Every day, millions of Americans knowingly violate the speed limits put in place for the safety of everyone on the road. Most people speed because they want to get where they’re going quickly. What they don’t realize is the statistical correlation between speeding and fatal car crashes.
Excessive speed can reduce someone’s ability to maintain control over a vehicle or stop when necessary. While people may feel comfortable traveling at high speeds, the danger in doing so isn’t always obvious until they need to maneuver or stop quickly.
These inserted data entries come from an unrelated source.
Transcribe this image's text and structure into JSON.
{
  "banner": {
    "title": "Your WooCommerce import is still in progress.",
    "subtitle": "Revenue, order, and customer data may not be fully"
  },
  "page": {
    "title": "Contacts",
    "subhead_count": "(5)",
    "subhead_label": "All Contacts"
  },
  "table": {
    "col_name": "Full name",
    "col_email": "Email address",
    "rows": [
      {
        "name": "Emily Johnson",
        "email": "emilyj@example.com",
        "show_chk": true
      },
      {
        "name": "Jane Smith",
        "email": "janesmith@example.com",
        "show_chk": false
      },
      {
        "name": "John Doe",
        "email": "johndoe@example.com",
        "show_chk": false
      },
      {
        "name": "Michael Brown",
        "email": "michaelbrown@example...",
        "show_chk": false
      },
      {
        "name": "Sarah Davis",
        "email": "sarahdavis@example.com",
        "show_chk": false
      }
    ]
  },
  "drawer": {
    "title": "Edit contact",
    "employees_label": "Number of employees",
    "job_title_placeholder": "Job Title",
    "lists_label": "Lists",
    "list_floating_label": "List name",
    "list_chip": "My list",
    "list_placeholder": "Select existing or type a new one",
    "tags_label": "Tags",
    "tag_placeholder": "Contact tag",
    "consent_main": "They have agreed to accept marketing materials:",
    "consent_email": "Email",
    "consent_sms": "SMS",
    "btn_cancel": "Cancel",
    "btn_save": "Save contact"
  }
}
For decades, speeding has been a causative factor in roughly a third of all fatal traffic collisions in the United States. In 2018, the most recent year with analyzed statistics available, the National Highway Traffic Safety Administration (NHTSA) reports that the number of fatal crashes caused by speeding was almost 9,400 out of a total of 36,560 traffic deaths, which marks a decrease from previous years.
However, that still means that thousands of people lose their lives because of someone else driving too fast. Anyone hurt or coping with the death of a loved one caused by a speeding-related crash may have the right to hold the driver who caused the crash legally accountable.